I've been going around in circles trying to find a free option to e-file for 4868 from a non-US address in 2019. I've followed many links, started several sign ups but so far no go. I am told it is possible but I'm not sure if I believe it any more. Last year turbo free tax seemed to do it but no longer. 

I found a $50 option but I'm not sure if it is worth it since I have yet to file 2017. I'm a low income self employed dual citizen in Canada. I did the streamlined program for 2014-2016 early last year and later received a request for proof of change of name by mail, which I mailed back. By the time I realized that I was not going to hear anything back or have any further info about my returns, I had missed last year's extension. Having just gotten my Canada Taxes done, I am scrambling to find an extension option by tonight.

Normally, I shouldn't owe anything but I'm not sure if that is true as I am late on 2017 and may be on 2018. 

I'd appreciate any help,
thanks,
SM


----------



## smeelah (Feb 7, 2018)

I just spent awhile setting up my free tax slayer account as they claimed to offer free extension filing for expats but just as I was about finished, I am told that I am not eligible because I am over 50. This is craziness.


----------



## Bevdeforges (Nov 16, 2007)

If you don't owe anything, the "late filing" penalty is $0 (i.e. whatever % of the $0 tax due). It's a toss up whether you should file an extension for 2018 - but the easiest way to do that could me to just download the form https://www.irs.gov/pub/irs-pdf/f4868.pdf , fill it in, and mail it ASAP. 

I'm not sure if the Free File Fillable forms option allows you to file a form 4868 - and unfortunately, several of the Free File commercial operations may have problems with a form 4868 from outside the US. (Every year the Free File options for non US residents seems to shrink.)
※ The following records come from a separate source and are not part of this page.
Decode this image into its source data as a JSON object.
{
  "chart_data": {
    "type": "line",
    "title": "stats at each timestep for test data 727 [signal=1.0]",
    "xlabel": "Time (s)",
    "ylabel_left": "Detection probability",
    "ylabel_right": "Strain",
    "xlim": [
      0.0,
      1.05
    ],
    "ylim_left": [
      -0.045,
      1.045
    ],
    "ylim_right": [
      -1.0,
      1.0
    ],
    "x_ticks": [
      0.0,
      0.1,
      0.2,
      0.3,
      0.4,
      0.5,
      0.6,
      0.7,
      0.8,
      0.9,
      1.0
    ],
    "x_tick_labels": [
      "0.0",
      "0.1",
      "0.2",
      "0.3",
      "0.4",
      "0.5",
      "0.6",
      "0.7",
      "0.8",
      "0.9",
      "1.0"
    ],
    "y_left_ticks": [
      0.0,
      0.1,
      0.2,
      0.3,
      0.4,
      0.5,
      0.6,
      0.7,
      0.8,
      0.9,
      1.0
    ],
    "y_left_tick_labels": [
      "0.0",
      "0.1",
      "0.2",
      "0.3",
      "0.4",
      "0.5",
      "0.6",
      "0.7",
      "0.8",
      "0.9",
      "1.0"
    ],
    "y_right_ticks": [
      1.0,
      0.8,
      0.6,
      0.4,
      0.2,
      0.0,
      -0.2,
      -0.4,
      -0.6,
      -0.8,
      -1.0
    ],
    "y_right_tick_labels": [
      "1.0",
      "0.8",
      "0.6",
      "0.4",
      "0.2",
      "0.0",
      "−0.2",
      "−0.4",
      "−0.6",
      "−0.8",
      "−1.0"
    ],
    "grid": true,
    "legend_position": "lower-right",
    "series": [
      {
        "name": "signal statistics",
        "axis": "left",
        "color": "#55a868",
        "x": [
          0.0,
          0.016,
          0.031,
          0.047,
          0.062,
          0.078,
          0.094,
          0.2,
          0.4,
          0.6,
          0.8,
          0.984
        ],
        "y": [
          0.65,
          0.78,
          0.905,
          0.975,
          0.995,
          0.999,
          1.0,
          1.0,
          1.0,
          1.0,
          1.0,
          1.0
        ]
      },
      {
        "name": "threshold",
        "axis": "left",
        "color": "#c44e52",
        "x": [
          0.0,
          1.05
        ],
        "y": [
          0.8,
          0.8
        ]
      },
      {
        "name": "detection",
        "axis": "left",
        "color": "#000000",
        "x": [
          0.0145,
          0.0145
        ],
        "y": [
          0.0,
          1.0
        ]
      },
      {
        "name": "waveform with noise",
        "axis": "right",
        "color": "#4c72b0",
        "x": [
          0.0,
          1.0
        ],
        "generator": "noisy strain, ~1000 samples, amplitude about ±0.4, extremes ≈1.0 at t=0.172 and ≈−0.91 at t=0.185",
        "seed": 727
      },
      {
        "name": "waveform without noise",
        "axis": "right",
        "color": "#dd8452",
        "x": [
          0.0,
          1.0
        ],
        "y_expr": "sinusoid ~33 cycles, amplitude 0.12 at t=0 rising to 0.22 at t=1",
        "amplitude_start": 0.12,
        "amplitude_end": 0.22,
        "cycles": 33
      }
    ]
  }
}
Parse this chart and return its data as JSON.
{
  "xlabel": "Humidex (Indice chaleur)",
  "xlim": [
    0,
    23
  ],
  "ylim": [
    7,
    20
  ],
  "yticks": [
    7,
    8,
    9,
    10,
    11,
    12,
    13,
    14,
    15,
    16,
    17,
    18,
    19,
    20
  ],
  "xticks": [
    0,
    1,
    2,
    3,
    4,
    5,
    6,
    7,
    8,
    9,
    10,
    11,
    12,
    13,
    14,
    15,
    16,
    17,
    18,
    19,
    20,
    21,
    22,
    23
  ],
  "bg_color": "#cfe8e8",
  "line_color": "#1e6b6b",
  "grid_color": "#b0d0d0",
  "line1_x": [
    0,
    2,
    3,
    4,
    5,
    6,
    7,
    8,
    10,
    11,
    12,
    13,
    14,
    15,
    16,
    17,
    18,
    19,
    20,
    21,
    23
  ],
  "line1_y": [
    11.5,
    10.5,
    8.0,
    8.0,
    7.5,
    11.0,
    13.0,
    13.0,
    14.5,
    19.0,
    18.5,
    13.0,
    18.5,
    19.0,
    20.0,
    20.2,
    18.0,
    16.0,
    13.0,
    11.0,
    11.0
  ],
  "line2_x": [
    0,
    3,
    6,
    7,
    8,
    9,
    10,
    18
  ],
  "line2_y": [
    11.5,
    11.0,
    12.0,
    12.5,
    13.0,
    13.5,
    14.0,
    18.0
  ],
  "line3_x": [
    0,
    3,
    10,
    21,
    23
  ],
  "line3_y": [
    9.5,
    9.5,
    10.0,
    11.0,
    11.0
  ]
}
The key thing is that, if you owe nothing, the penalty amounts to nothing.


----------



## smeelah (Feb 7, 2018)

Thanks Bev. I was hoping that was true. 

I thought I read that there is something I wouldn't be eligible for if I filed late and perhaps it was the FEIE but it's all a blur now. I almost enjoy doing my Canadian taxes but US maze does my head in


----------



## smeelah (Feb 7, 2018)

I had a coffee and then continued to try out some more free-filers because I am stubborn. I am happy to say that TaxAct worked.


----------